The statesman stepped out of the carriage and entered the station. I followed him, and, affecting an air of unconcern as if I expected a friend, met the train too. A very tall man came out of a car and, descending the step, looked around as if he knew some one would be there to meet him. It seemed to me that he was fully six and a half feet in height, somewhat bent in the shoulders, and with one of those long, meagre, bony, brown, and seamed faces so characteristic of the West, where winters and summers are extreme and life has been hard. I looked once into the stranger’s eyes, and thought them the saddest that I had ever seen, so full were they of melancholy, and yet with a certain pleading. As the member of Congress ran forward to meet him he climbed awkwardly down the step. His gait was so shambling, his black clothes hung so ungracefully about him, his whole appearance was so different from the men of easy manners and distinguished bearing whom the South chose for high place, that my first emotion was one of keen disappointment.

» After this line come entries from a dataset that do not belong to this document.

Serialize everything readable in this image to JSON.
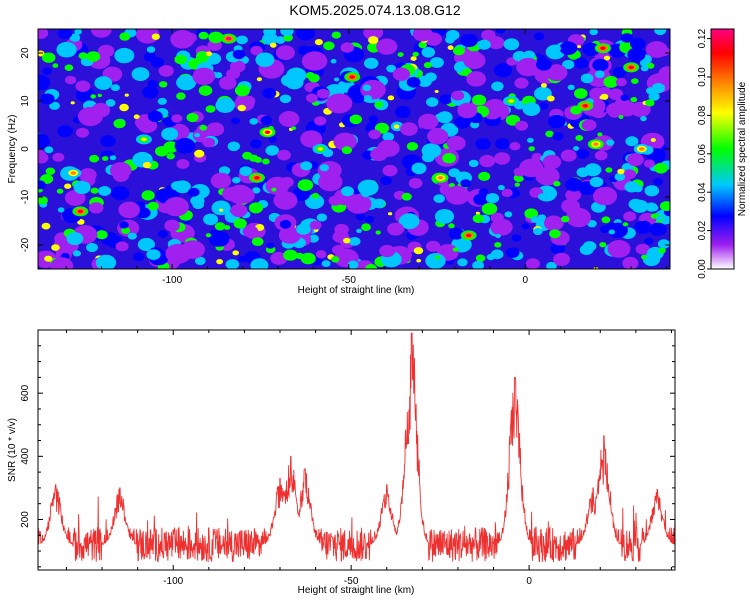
{
  "title": "KOM5.2025.074.13.08.G12",
  "chart_data": [
    {
      "type": "heatmap",
      "xlabel": "Height of straight line (km)",
      "ylabel": "Frequency (Hz)",
      "xlim": [
        -138,
        41
      ],
      "ylim": [
        -25,
        25
      ],
      "x_ticks": [
        "-100",
        "-50",
        "0"
      ],
      "x_tick_values": [
        -100,
        -50,
        0
      ],
      "y_ticks": [
        "-20",
        "-10",
        "0",
        "10",
        "20"
      ],
      "y_tick_values": [
        -20,
        -10,
        0,
        10,
        20
      ],
      "colorbar": {
        "label": "Normalized spectral amplitude",
        "range": [
          0,
          0.125
        ],
        "ticks": [
          "0.00",
          "0.02",
          "0.04",
          "0.06",
          "0.08",
          "0.10",
          "0.12"
        ],
        "tick_values": [
          0,
          0.02,
          0.04,
          0.06,
          0.08,
          0.1,
          0.12
        ],
        "colors": [
          "#ffffff",
          "#a020f0",
          "#0000ff",
          "#00c8ff",
          "#00ff00",
          "#ffff00",
          "#ff8000",
          "#ff0000",
          "#ff0080"
        ]
      },
      "hotspots": [
        {
          "x": -84,
          "y": 23,
          "v": 0.12
        },
        {
          "x": -49,
          "y": 15,
          "v": 0.11
        },
        {
          "x": -73,
          "y": 3.5,
          "v": 0.105
        },
        {
          "x": -76,
          "y": -6,
          "v": 0.11
        },
        {
          "x": -126,
          "y": -13,
          "v": 0.11
        },
        {
          "x": -16,
          "y": -18,
          "v": 0.11
        },
        {
          "x": -24,
          "y": -6,
          "v": 0.1
        },
        {
          "x": 17,
          "y": 9,
          "v": 0.11
        },
        {
          "x": 22,
          "y": 21,
          "v": 0.11
        },
        {
          "x": 30,
          "y": 17,
          "v": 0.115
        },
        {
          "x": 20,
          "y": 1,
          "v": 0.1
        },
        {
          "x": 33,
          "y": 0,
          "v": 0.09
        },
        {
          "x": -128,
          "y": -5,
          "v": 0.09
        },
        {
          "x": -108,
          "y": 2,
          "v": 0.08
        },
        {
          "x": -58,
          "y": 0,
          "v": 0.085
        },
        {
          "x": -4,
          "y": 10,
          "v": 0.08
        }
      ]
    },
    {
      "type": "line",
      "xlabel": "Height of straight line (km)",
      "ylabel": "SNR (10 * v/v)",
      "xlim": [
        -138,
        41
      ],
      "ylim": [
        40,
        800
      ],
      "x_ticks": [
        "-100",
        "-50",
        "0"
      ],
      "x_tick_values": [
        -100,
        -50,
        0
      ],
      "y_ticks": [
        "200",
        "400",
        "600"
      ],
      "y_tick_values": [
        200,
        400,
        600
      ],
      "color": "#ee3030",
      "baseline": 120,
      "noise": 55,
      "peaks": [
        {
          "x": -33,
          "y": 790
        },
        {
          "x": -34,
          "y": 440
        },
        {
          "x": -4,
          "y": 650
        },
        {
          "x": 21,
          "y": 465
        },
        {
          "x": -67,
          "y": 400
        },
        {
          "x": -63,
          "y": 360
        },
        {
          "x": -70,
          "y": 330
        },
        {
          "x": -133,
          "y": 310
        },
        {
          "x": -115,
          "y": 300
        },
        {
          "x": -40,
          "y": 310
        },
        {
          "x": 18,
          "y": 300
        },
        {
          "x": 36,
          "y": 295
        }
      ]
    }
  ]
}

He looked the rail splitter that he had been; an awkward Western borderer, with nothing in his appearance to inspire the respect—fear, even—that was needed at so critical a time, when the strongest of the nation were at each other’s throats. I thought of a missionary with a prayer book trying to control a cageful of tigers, when the man wanted was a Hercules with a red-hot bar of iron. The stranger’s melancholy eyes met my own again, and at this second meeting I was powerfully attracted; I thought that I saw there so much pity, so much human affection; then his gaze wandered on to the member of Congress, whose eyes were alight with gladness, showing an obvious feeling of great relief.

The statesman helped the tall stranger into the carriage, then entering too, closed the door hastily, but spoke first to the stolid driver, who drove away much faster than he had come.

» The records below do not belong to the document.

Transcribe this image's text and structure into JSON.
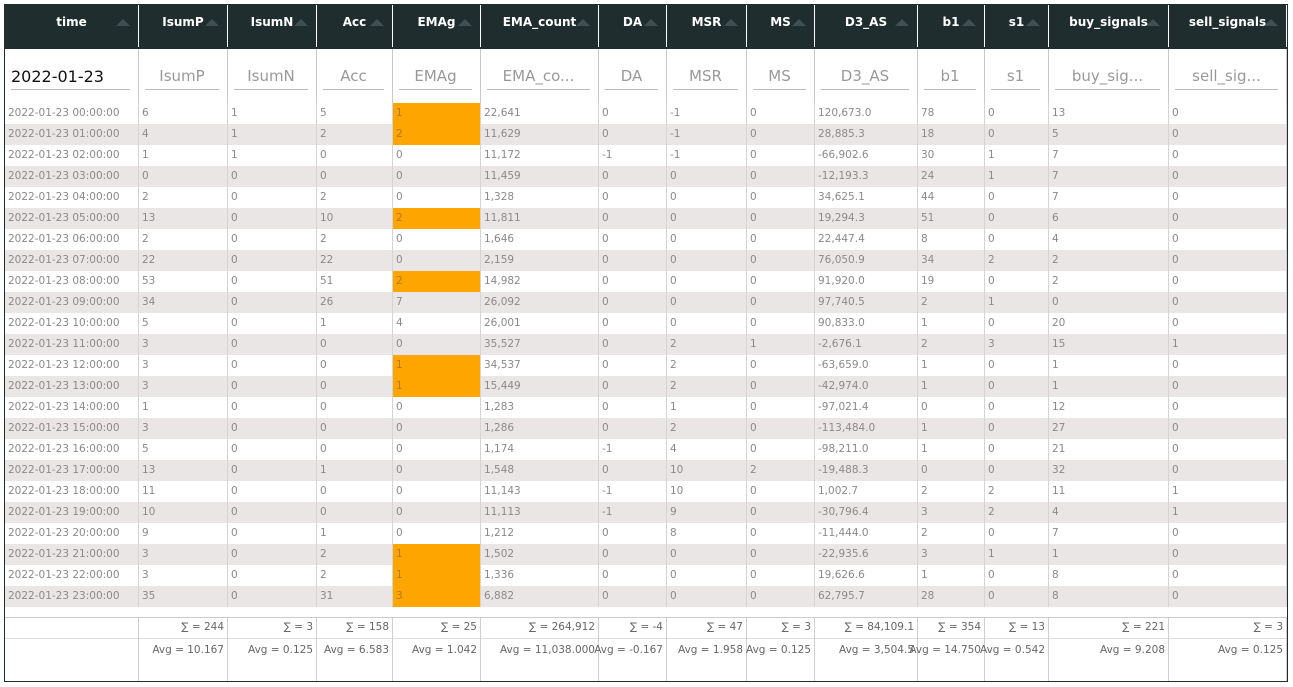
{
  "columns": [
    "time",
    "IsumP",
    "IsumN",
    "Acc",
    "EMAg",
    "EMA_count",
    "DA",
    "MSR",
    "MS",
    "D3_AS",
    "b1",
    "s1",
    "buy_signals",
    "sell_signals"
  ],
  "filters": {
    "time": "2022-01-23",
    "placeholders": [
      "",
      "IsumP",
      "IsumN",
      "Acc",
      "EMAg",
      "EMA_co...",
      "DA",
      "MSR",
      "MS",
      "D3_AS",
      "b1",
      "s1",
      "buy_sig...",
      "sell_sig..."
    ]
  },
  "highlight_color": "#ffa500",
  "header_color": "#1f2d2f",
  "rows": [
    {
      "c": [
        "2022-01-23 00:00:00",
        "6",
        "1",
        "5",
        "1",
        "22,641",
        "0",
        "-1",
        "0",
        "120,673.0",
        "78",
        "0",
        "13",
        "0"
      ],
      "hl": true
    },
    {
      "c": [
        "2022-01-23 01:00:00",
        "4",
        "1",
        "2",
        "2",
        "11,629",
        "0",
        "-1",
        "0",
        "28,885.3",
        "18",
        "0",
        "5",
        "0"
      ],
      "hl": true
    },
    {
      "c": [
        "2022-01-23 02:00:00",
        "1",
        "1",
        "0",
        "0",
        "11,172",
        "-1",
        "-1",
        "0",
        "-66,902.6",
        "30",
        "1",
        "7",
        "0"
      ],
      "hl": false
    },
    {
      "c": [
        "2022-01-23 03:00:00",
        "0",
        "0",
        "0",
        "0",
        "11,459",
        "0",
        "0",
        "0",
        "-12,193.3",
        "24",
        "1",
        "7",
        "0"
      ],
      "hl": false
    },
    {
      "c": [
        "2022-01-23 04:00:00",
        "2",
        "0",
        "2",
        "0",
        "1,328",
        "0",
        "0",
        "0",
        "34,625.1",
        "44",
        "0",
        "7",
        "0"
      ],
      "hl": false
    },
    {
      "c": [
        "2022-01-23 05:00:00",
        "13",
        "0",
        "10",
        "2",
        "11,811",
        "0",
        "0",
        "0",
        "19,294.3",
        "51",
        "0",
        "6",
        "0"
      ],
      "hl": true
    },
    {
      "c": [
        "2022-01-23 06:00:00",
        "2",
        "0",
        "2",
        "0",
        "1,646",
        "0",
        "0",
        "0",
        "22,447.4",
        "8",
        "0",
        "4",
        "0"
      ],
      "hl": false
    },
    {
      "c": [
        "2022-01-23 07:00:00",
        "22",
        "0",
        "22",
        "0",
        "2,159",
        "0",
        "0",
        "0",
        "76,050.9",
        "34",
        "2",
        "2",
        "0"
      ],
      "hl": false
    },
    {
      "c": [
        "2022-01-23 08:00:00",
        "53",
        "0",
        "51",
        "2",
        "14,982",
        "0",
        "0",
        "0",
        "91,920.0",
        "19",
        "0",
        "2",
        "0"
      ],
      "hl": true
    },
    {
      "c": [
        "2022-01-23 09:00:00",
        "34",
        "0",
        "26",
        "7",
        "26,092",
        "0",
        "0",
        "0",
        "97,740.5",
        "2",
        "1",
        "0",
        "0"
      ],
      "hl": false
    },
    {
      "c": [
        "2022-01-23 10:00:00",
        "5",
        "0",
        "1",
        "4",
        "26,001",
        "0",
        "0",
        "0",
        "90,833.0",
        "1",
        "0",
        "20",
        "0"
      ],
      "hl": false
    },
    {
      "c": [
        "2022-01-23 11:00:00",
        "3",
        "0",
        "0",
        "0",
        "35,527",
        "0",
        "2",
        "1",
        "-2,676.1",
        "2",
        "3",
        "15",
        "1"
      ],
      "hl": false
    },
    {
      "c": [
        "2022-01-23 12:00:00",
        "3",
        "0",
        "0",
        "1",
        "34,537",
        "0",
        "2",
        "0",
        "-63,659.0",
        "1",
        "0",
        "1",
        "0"
      ],
      "hl": true
    },
    {
      "c": [
        "2022-01-23 13:00:00",
        "3",
        "0",
        "0",
        "1",
        "15,449",
        "0",
        "2",
        "0",
        "-42,974.0",
        "1",
        "0",
        "1",
        "0"
      ],
      "hl": true
    },
    {
      "c": [
        "2022-01-23 14:00:00",
        "1",
        "0",
        "0",
        "0",
        "1,283",
        "0",
        "1",
        "0",
        "-97,021.4",
        "0",
        "0",
        "12",
        "0"
      ],
      "hl": false
    },
    {
      "c": [
        "2022-01-23 15:00:00",
        "3",
        "0",
        "0",
        "0",
        "1,286",
        "0",
        "2",
        "0",
        "-113,484.0",
        "1",
        "0",
        "27",
        "0"
      ],
      "hl": false
    },
    {
      "c": [
        "2022-01-23 16:00:00",
        "5",
        "0",
        "0",
        "0",
        "1,174",
        "-1",
        "4",
        "0",
        "-98,211.0",
        "1",
        "0",
        "21",
        "0"
      ],
      "hl": false
    },
    {
      "c": [
        "2022-01-23 17:00:00",
        "13",
        "0",
        "1",
        "0",
        "1,548",
        "0",
        "10",
        "2",
        "-19,488.3",
        "0",
        "0",
        "32",
        "0"
      ],
      "hl": false
    },
    {
      "c": [
        "2022-01-23 18:00:00",
        "11",
        "0",
        "0",
        "0",
        "11,143",
        "-1",
        "10",
        "0",
        "1,002.7",
        "2",
        "2",
        "11",
        "1"
      ],
      "hl": false
    },
    {
      "c": [
        "2022-01-23 19:00:00",
        "10",
        "0",
        "0",
        "0",
        "11,113",
        "-1",
        "9",
        "0",
        "-30,796.4",
        "3",
        "2",
        "4",
        "1"
      ],
      "hl": false
    },
    {
      "c": [
        "2022-01-23 20:00:00",
        "9",
        "0",
        "1",
        "0",
        "1,212",
        "0",
        "8",
        "0",
        "-11,444.0",
        "2",
        "0",
        "7",
        "0"
      ],
      "hl": false
    },
    {
      "c": [
        "2022-01-23 21:00:00",
        "3",
        "0",
        "2",
        "1",
        "1,502",
        "0",
        "0",
        "0",
        "-22,935.6",
        "3",
        "1",
        "1",
        "0"
      ],
      "hl": true
    },
    {
      "c": [
        "2022-01-23 22:00:00",
        "3",
        "0",
        "2",
        "1",
        "1,336",
        "0",
        "0",
        "0",
        "19,626.6",
        "1",
        "0",
        "8",
        "0"
      ],
      "hl": true
    },
    {
      "c": [
        "2022-01-23 23:00:00",
        "35",
        "0",
        "31",
        "3",
        "6,882",
        "0",
        "0",
        "0",
        "62,795.7",
        "28",
        "0",
        "8",
        "0"
      ],
      "hl": true
    }
  ],
  "sums": [
    "",
    "∑ = 244",
    "∑ = 3",
    "∑ = 158",
    "∑ = 25",
    "∑ = 264,912",
    "∑ = -4",
    "∑ = 47",
    "∑ = 3",
    "∑ = 84,109.1",
    "∑ = 354",
    "∑ = 13",
    "∑ = 221",
    "∑ = 3"
  ],
  "avgs": [
    "",
    "Avg = 10.167",
    "Avg = 0.125",
    "Avg = 6.583",
    "Avg = 1.042",
    "Avg = 11,038.000",
    "Avg = -0.167",
    "Avg = 1.958",
    "Avg = 0.125",
    "Avg = 3,504.5",
    "Avg = 14.750",
    "Avg = 0.542",
    "Avg = 9.208",
    "Avg = 0.125"
  ]
}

I did not follow, but I watched the carriage as it passed out of sight. I understood the full importance of the event that I had just witnessed. Lincoln, the President elect, was in Washington, when all but the few who helped to bring him believed that he had turned back and was at Philadelphia, afraid to enter the capital and take the seat to which he had been chosen, dreading the extreme anger of the South. The first great step was taken, and taken safely. I knew well that the news of his coming, and in such a manner, would set the South on fire, being looked upon there as a hostile movement, while the North would celebrate it as a victory.